Quantification (ML training)
Create quantification models using regression algorithms.
R-squared (R2), or Coefficient of determination represents the predictive power of the model as a value between -inf and 1.00. 1.00 means there is a perfect fit, and the fit can be arbitrarily poor so the scores can be negative. A score of 0.00 means the model is guessing the expected value for the label. A negative R2 value indicates the fit does not follow the trend of the data and the model performs worse than random guessing. This is only possible with non-linear regression models or constrained linear regression. R2 measures how close the actual test data values are to the predicted values.
The closer to 1.00, the better quality. However, sometimes low R-squared values (such as 0.50) can be entirely normal or good enough for your scenario and high R-squared values are not always good and be suspicious.

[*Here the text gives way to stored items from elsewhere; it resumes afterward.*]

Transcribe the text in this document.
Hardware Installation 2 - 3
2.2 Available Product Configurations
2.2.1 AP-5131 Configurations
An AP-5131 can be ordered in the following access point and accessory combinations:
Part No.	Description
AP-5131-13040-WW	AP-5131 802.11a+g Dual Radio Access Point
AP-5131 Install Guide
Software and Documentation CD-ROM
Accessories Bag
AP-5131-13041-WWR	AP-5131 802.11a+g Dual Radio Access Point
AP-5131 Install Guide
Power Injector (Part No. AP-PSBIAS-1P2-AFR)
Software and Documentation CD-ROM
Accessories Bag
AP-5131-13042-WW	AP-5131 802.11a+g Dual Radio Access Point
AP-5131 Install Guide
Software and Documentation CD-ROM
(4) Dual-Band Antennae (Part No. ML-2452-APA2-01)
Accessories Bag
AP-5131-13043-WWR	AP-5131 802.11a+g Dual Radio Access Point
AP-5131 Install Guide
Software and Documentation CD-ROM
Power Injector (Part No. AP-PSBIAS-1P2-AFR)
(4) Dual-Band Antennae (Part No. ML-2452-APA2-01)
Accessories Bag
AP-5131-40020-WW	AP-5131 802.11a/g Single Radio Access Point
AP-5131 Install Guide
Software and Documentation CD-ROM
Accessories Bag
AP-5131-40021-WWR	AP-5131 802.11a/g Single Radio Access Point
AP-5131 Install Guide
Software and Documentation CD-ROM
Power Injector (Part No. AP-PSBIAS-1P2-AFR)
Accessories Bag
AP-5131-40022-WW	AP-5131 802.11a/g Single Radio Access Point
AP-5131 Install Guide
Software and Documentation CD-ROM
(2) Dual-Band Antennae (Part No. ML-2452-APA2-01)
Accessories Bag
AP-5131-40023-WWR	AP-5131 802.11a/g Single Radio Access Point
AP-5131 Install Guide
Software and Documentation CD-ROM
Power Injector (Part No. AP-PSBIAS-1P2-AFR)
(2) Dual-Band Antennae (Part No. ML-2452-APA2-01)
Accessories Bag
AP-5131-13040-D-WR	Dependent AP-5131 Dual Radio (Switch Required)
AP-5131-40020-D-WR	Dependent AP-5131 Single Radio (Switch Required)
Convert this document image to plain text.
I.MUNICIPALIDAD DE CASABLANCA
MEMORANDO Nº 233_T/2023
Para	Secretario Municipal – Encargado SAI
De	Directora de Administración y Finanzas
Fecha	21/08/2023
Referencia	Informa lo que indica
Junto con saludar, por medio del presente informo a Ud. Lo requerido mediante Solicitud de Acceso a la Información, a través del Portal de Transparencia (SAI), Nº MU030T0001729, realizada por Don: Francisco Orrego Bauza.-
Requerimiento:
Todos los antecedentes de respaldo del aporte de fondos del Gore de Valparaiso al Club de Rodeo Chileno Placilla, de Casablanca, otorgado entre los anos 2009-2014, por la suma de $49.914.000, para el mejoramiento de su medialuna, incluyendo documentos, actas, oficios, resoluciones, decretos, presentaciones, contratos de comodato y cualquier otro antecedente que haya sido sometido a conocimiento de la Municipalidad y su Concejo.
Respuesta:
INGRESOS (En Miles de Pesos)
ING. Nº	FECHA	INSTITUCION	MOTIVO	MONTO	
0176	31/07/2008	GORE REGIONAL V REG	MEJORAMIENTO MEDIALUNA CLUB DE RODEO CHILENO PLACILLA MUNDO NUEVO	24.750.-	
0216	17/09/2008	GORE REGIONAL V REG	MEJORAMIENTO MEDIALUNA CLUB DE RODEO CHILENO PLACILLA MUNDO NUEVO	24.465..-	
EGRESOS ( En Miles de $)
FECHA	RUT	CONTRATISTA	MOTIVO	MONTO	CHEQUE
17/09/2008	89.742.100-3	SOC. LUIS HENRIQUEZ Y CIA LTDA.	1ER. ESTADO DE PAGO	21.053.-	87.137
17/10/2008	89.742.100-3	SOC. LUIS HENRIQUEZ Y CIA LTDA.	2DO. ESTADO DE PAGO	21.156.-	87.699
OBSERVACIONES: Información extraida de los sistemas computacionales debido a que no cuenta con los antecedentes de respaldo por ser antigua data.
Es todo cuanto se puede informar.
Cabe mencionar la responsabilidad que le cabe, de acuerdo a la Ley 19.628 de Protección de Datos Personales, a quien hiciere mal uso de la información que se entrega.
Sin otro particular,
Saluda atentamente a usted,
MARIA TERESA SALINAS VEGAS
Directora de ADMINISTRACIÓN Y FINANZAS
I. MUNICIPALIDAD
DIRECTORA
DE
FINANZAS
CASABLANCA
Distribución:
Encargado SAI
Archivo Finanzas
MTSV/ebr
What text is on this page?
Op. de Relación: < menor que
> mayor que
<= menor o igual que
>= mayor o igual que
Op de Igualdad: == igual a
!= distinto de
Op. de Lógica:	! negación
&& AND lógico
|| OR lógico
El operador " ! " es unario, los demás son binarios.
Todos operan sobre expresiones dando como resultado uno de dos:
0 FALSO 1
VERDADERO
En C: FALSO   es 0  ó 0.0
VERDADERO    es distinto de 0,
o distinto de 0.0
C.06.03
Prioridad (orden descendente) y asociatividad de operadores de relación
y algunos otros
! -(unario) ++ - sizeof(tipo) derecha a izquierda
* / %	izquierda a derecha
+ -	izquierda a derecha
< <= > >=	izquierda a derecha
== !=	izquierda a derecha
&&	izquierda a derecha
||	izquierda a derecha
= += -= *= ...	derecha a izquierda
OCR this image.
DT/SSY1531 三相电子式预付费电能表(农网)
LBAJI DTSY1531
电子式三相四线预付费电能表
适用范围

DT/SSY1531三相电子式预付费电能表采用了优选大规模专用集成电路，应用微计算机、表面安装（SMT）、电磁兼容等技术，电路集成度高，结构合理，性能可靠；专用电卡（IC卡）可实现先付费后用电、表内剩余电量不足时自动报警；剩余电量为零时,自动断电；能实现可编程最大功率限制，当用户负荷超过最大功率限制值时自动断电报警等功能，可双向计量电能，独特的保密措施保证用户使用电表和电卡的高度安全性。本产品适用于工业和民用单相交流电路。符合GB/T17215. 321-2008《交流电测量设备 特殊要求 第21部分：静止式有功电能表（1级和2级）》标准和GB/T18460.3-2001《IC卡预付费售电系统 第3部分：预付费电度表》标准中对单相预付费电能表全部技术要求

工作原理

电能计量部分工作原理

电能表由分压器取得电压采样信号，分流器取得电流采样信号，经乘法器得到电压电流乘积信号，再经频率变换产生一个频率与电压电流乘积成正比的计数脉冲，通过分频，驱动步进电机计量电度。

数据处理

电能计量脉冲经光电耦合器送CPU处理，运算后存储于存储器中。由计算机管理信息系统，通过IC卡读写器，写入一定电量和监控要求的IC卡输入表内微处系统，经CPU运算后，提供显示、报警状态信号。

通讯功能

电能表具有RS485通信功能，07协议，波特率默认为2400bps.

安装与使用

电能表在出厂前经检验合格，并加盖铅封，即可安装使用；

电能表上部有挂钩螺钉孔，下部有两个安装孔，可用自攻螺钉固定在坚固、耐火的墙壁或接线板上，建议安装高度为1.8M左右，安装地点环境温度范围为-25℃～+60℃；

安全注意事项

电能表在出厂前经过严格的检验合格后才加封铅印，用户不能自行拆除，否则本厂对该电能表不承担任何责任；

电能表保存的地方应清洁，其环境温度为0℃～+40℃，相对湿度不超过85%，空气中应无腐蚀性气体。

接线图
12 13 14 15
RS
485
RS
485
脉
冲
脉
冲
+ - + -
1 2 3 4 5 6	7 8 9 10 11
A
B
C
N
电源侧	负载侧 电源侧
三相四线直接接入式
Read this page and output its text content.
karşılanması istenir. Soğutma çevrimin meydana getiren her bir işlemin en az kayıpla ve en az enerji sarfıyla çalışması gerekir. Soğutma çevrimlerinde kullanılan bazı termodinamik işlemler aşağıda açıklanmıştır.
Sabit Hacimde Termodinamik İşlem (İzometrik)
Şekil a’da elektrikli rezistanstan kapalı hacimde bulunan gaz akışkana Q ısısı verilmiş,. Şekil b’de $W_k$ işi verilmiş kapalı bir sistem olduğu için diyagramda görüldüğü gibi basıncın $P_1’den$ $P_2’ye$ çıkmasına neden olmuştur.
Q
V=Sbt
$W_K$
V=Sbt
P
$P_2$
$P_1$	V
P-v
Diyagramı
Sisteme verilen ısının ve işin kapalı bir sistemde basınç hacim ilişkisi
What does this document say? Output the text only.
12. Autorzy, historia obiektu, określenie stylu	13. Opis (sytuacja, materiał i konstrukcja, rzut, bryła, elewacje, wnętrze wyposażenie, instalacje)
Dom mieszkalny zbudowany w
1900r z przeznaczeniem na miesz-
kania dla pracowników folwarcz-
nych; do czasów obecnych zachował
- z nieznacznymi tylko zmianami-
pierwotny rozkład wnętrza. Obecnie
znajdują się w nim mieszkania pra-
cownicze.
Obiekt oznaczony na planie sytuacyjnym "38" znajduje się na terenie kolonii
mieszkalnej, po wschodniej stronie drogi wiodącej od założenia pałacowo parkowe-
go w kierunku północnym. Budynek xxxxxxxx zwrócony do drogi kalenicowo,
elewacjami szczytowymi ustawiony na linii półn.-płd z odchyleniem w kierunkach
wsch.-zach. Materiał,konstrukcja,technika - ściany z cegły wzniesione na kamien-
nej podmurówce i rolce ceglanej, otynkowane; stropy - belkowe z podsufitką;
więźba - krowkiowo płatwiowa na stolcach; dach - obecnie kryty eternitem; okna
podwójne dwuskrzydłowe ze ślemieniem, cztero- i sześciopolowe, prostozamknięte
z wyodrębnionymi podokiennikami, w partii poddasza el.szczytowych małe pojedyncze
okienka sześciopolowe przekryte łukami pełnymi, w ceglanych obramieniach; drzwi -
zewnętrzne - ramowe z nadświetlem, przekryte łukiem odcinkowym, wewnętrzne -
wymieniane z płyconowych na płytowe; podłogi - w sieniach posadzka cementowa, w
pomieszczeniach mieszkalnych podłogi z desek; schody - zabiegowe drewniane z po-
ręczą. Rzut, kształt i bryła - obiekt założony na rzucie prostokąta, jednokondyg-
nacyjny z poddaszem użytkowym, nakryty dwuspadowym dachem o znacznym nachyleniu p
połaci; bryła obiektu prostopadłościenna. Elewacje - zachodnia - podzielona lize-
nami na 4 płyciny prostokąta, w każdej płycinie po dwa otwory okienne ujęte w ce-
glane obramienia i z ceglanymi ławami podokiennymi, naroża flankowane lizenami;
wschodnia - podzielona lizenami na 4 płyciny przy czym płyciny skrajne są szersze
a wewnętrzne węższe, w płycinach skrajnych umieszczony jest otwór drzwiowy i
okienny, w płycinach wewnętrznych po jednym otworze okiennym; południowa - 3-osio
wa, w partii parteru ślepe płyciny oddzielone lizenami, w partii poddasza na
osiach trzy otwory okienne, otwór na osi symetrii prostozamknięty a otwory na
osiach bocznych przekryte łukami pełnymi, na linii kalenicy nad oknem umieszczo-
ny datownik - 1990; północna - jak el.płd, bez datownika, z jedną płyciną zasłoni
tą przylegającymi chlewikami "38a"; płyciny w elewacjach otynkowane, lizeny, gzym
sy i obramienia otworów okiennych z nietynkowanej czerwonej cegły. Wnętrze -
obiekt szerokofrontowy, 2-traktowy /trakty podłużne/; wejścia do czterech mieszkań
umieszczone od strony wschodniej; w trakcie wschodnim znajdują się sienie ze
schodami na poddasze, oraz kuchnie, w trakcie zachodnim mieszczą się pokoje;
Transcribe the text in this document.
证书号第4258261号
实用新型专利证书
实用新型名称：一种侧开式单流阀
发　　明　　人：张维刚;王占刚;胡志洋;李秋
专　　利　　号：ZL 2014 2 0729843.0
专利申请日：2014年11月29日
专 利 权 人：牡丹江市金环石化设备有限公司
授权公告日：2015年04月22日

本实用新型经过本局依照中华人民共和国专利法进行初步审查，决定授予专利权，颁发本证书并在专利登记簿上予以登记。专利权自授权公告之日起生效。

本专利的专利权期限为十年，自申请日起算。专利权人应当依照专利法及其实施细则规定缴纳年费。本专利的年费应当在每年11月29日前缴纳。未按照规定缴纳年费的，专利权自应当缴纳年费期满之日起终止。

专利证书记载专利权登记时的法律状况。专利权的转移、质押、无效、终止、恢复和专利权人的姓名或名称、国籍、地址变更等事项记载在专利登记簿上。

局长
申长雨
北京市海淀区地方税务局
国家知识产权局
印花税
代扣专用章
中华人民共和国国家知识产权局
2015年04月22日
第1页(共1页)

Absolute-loss or Mean absolute error (MAE) measures how close the predictions are to the actual outcomes. It is the average of all the model errors, where model error is the absolute distance between the predicted label value and the correct label value. This prediction error is calculated for each record of the test data set. Finally, the mean value is calculated for all recorded absolute errors.
The closer to 0.00, the better quality. The mean absolute error uses the same scale as the data being measured (is not normalized to specific range). Absolute-loss, Squared-loss, and RMS-loss can only be used to make comparisons between models for the same dataset or dataset with a similar label value distribution.
Squared-loss or Mean Squared Error (MSE), also called Mean Squared Deviation (MSD), tells you how close a regression line is to a set of test data values by taking the distances from the points to the regression line (these distances are the errors E) and squaring them. The squaring gives more weight to larger differences.
It is always non-negative, and values closer to 0.00 are better. Depending on your data, it may be impossible to get a very small value for the mean squared error.
RMS-loss or Root Mean Squared Error (RMSE) (also called Root Mean Square Deviation, RMSD), measures the difference between values predicted by a model and the values observed from the environment that is being modeled. RMS-loss is the square root of Squared-loss and has the same units as the label, similar to the absolute-loss though giving more weight to larger differences. Root mean square error is commonly used in climatology, forecasting, and regression analysis to verify experimental results.
It is always non-negative, and values closer to 0.00 are better. RMSD is a measure of accuracy, to compare forecasting errors of different models for a particular dataset and not between datasets, as it is scale-dependent.